April and May did not work out like I wanted them to. I still haven’t fixed my writing space; I’m still not sure how I could.
Instead of dwelling on that and the missed posts (and getting even more behind), I’m going to take this one word at a time. It’s not a permanent solution by any means, but it’s better than what I’ve been doing. And what a great week to start, because I did something really exciting this weekend that I’d like to share with you.
Friday, Jennifer and I (and Layla) drove down to Charleston. It was exciting from the very start. South Carolina drivers seemed to be holding a contest of who could kill us first. But we did make it in one piece. After checking in at our campsite (yes, campsite: more on that later) at James Island, we went downtown.
The stretch of King Street we were on looked like someone had turned Southpark Mall inside out and dumped it on the street. But on the next block, down Market Street, we found some of the true gems of Charleston: the open-air market, Market Street Sweets, Kaminsky’s and the attached steakhouse that was recently damaged by fie, and the Moon Pie General Store. We walked another twenty minutes to go to Blue Bicycle Books.

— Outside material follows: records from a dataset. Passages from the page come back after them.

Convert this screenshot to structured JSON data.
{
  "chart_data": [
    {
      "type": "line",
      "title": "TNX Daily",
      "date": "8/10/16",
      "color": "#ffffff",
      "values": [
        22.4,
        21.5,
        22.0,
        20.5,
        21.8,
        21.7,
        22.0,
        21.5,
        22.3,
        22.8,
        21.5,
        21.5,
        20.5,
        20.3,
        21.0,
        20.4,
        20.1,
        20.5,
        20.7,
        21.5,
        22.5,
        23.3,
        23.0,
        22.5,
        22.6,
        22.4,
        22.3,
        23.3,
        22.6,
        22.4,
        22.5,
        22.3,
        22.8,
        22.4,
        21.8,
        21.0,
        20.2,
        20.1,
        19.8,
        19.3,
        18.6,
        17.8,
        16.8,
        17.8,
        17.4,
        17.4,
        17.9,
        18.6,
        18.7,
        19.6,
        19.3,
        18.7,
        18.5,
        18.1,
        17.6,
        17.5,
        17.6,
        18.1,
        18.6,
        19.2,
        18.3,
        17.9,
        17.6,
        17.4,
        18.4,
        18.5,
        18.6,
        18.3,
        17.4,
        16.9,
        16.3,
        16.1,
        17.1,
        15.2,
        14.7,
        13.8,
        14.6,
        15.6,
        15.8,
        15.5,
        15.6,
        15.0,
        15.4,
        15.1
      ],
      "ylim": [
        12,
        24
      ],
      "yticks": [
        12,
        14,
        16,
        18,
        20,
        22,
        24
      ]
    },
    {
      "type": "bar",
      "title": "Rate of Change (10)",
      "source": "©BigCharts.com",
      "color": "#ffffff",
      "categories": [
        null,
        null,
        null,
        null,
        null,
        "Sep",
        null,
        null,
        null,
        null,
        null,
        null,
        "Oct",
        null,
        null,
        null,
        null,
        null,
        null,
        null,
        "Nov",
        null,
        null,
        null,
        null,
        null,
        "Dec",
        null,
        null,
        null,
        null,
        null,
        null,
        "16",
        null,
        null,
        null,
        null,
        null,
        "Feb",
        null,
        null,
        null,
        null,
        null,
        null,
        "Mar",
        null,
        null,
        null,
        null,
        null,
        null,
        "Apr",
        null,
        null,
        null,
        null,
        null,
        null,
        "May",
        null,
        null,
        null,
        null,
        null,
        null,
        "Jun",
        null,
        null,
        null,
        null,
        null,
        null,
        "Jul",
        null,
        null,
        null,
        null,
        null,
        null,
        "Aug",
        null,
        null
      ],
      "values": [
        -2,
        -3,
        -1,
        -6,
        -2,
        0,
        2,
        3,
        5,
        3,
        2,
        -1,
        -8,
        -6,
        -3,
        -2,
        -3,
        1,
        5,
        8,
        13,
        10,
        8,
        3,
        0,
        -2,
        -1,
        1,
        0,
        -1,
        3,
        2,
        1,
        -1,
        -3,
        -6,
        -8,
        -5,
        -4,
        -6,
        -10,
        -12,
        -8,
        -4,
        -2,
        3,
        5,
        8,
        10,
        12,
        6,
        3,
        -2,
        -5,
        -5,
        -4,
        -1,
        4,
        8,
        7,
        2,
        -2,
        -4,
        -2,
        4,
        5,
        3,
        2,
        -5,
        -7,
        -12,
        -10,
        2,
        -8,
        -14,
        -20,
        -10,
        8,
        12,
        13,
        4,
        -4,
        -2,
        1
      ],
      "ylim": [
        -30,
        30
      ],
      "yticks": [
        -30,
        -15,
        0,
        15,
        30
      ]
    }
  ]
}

I don’t know how Jennifer felt about this bookstore, especially after all the trouble it took us to find it, but I love this place. It’s quiet and peaceful, and I always feel like I’m entering a different world when I open the door and the cool air rushes at me. We only stayed a few minutes, and we didn’t buy anything but my Charleston trip wouldn’t have felt complete without it.
With First Looks over, it was time to get to the reason we were there: Questival.
For the last two weeks, I’ve been describing Questival as a scavenger hunt, but it’s not that simple. It’s 24 hours of adventures big and small. The things we were challenged to do ranged from “draw a team crest” to “eat a bug,” “sing karaoke” to “ride a unicycle.” Each quest was worth a certain amount of points. Jennifer and I focused on location quests because we wanted to see as much of Charleston as possible. We visited Rainbow Row, Waterfront Park with its pineapple fountain, and White Gardens. We even drove out to the Angel Oak Tree, a 400-year-old oak.
Most memorable was the Four Corners of Law, not because of the buildings themselves but because of the woman we met standing there: a 75-year-old former Marine who noticed we looked lost and stopped to help. She suggested we go in the church, as both Washington and Lee had worshipped there, and eat lunch at Brown Dog Deli. Unfortunately the church had just closed, but the deli was the most amazing meal I’ve had in a while. I had the Fig’N’Pig, the perfect blend of sweet and savory. Also a chocolate chip cookie, which was so sweet and gooey I almost died.
We finished Questival in 71st place. Seventy teams did better than we did…but thirty did not. At least ten of those had zero points because they didn’t even try.
Maybe we didn’t win, but we had a lot of fun exploring Charleston and stepping out of our comfort zone. And yes, camping.
This was the first time I’d ever been camping. We put up the tent and got a thousand bug bites. We even made new friends with some girls from Asheville who camped a lot. It was a great first camping trip. We’re already looking forward to the next one.
Sometimes you step out of your comfort zone and find yourself in a magical place.